What our contempts do often hurl from us,
We wish it ours again: the present pleasure,
By revolution lowering, does become

The opposite of itself. She's good, being gone:
The hand could pluck her back, that shoved her on.
I must from this enchanting queen break off:
Ten thousand harms more than the ills I know,
My idleness doth hatch.-How now; Enobarbus:
Enter ENOBARBUS.

Eno. What's your pleasure, sir?
Ant. I must with haste from hence.

Eno. Why, then, we kill all our women. We see how mortal an unkindness is to them: if they suffer our departure, death's the word. Ant. I must be gone.
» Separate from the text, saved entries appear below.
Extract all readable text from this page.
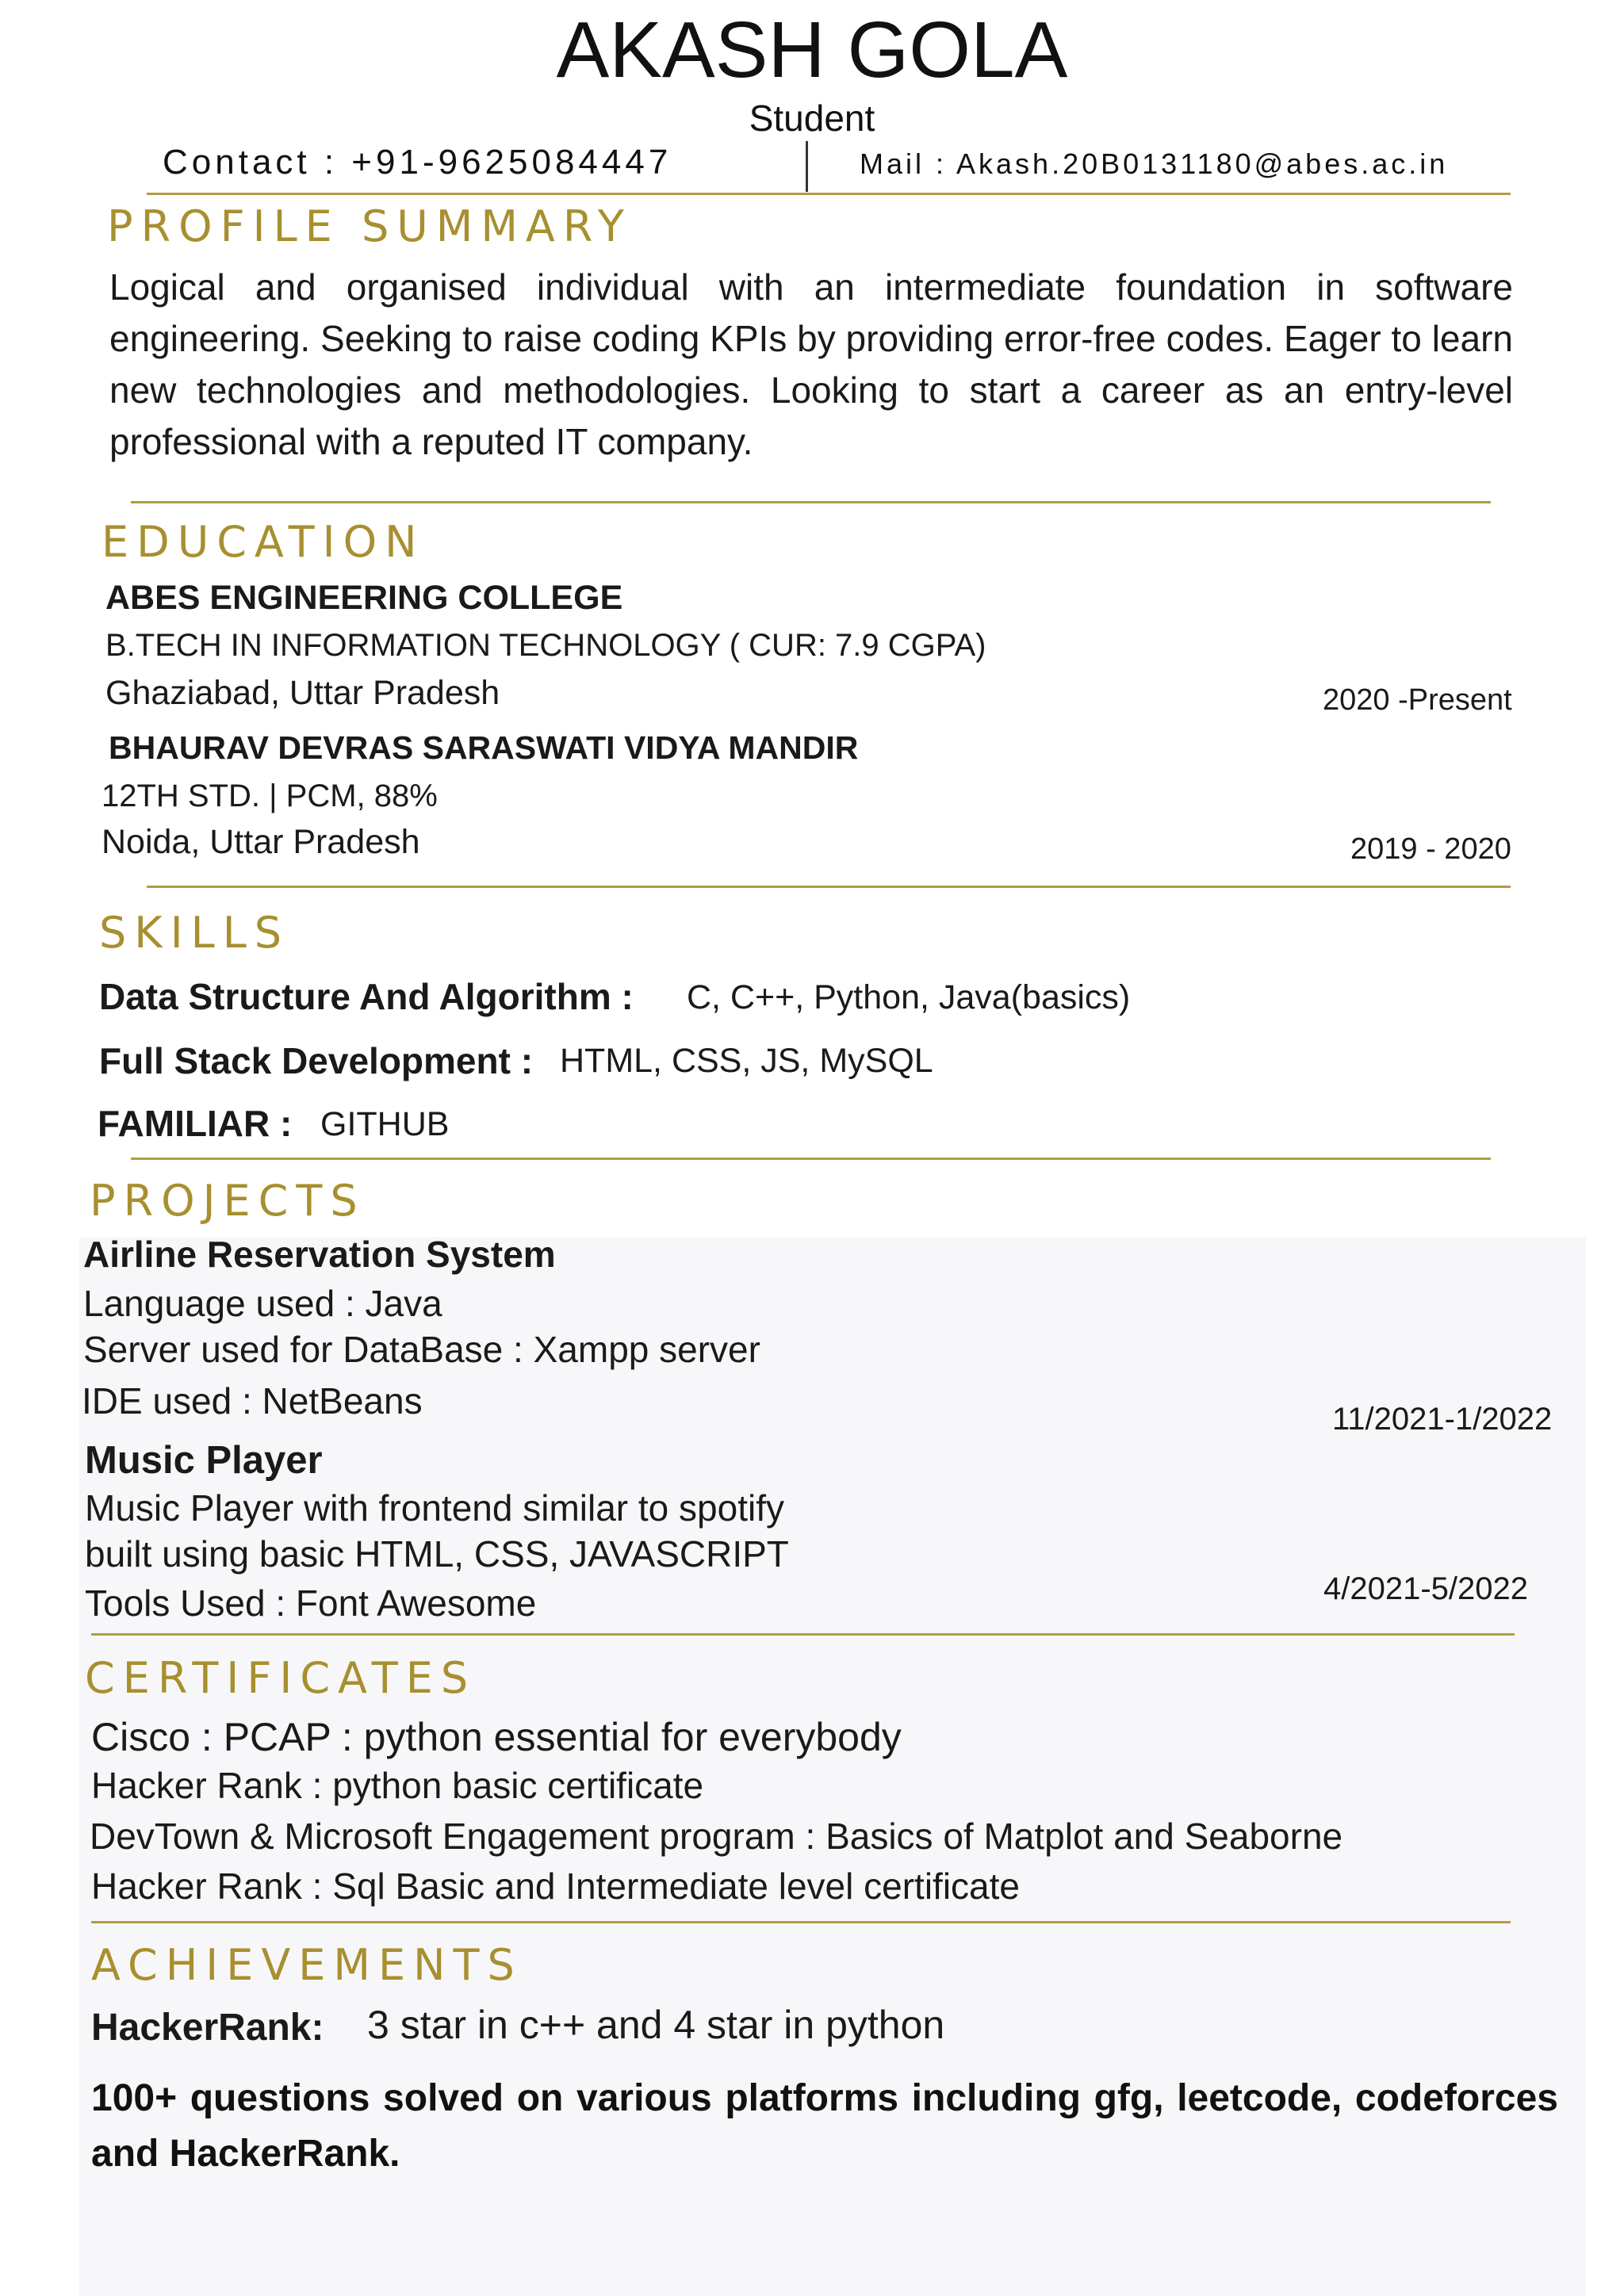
AKASH GOLA
Student
Contact : +91-9625084447	Mail : Akash.20B0131180@abes.ac.in
PROFILE SUMMARY
Logical and organised individual with an intermediate foundation in software engineering. Seeking to raise coding KPIs by providing error-free codes. Eager to learn new technologies and methodologies. Looking to start a career as an entry-level professional with a reputed IT company.
EDUCATION
ABES ENGINEERING COLLEGE
B.TECH IN INFORMATION TECHNOLOGY ( CUR: 7.9 CGPA)
Ghaziabad, Uttar Pradesh	2020 -Present
BHAURAV DEVRAS SARASWATI VIDYA MANDIR
12TH STD. | PCM, 88%
Noida, Uttar Pradesh	2019 - 2020
SKILLS
Data Structure And Algorithm : C, C++, Python, Java(basics)
Full Stack Development : HTML, CSS, JS, MySQL
FAMILIAR : GITHUB
PROJECTS
Airline Reservation System
Language used : Java
Server used for DataBase : Xampp server
IDE used : NetBeans	11/2021-1/2022
Music Player
Music Player with frontend similar to spotify
built using basic HTML, CSS, JAVASCRIPT
Tools Used : Font Awesome	4/2021-5/2022
CERTIFICATES
Cisco : PCAP : python essential for everybody
Hacker Rank : python basic certificate
DevTown & Microsoft Engagement program : Basics of Matplot and Seaborne
Hacker Rank : Sql Basic and Intermediate level certificate
ACHIEVEMENTS
HackerRank: 3 star in c++ and 4 star in python
100+ questions solved on various platforms including gfg, leetcode, codeforces and HackerRank.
Eno. Under a compelling occasion, let women die it were pity to cast them away for nothing; though, between them and a great cause, they should be esteemed nothing. Cleopatra, catching but the least noise of this, dies instantly: I have seen her die twenty times upon far poorer moment. I do think there is mettle in death, which commits some loving act upon her; she hath such celerity in dying.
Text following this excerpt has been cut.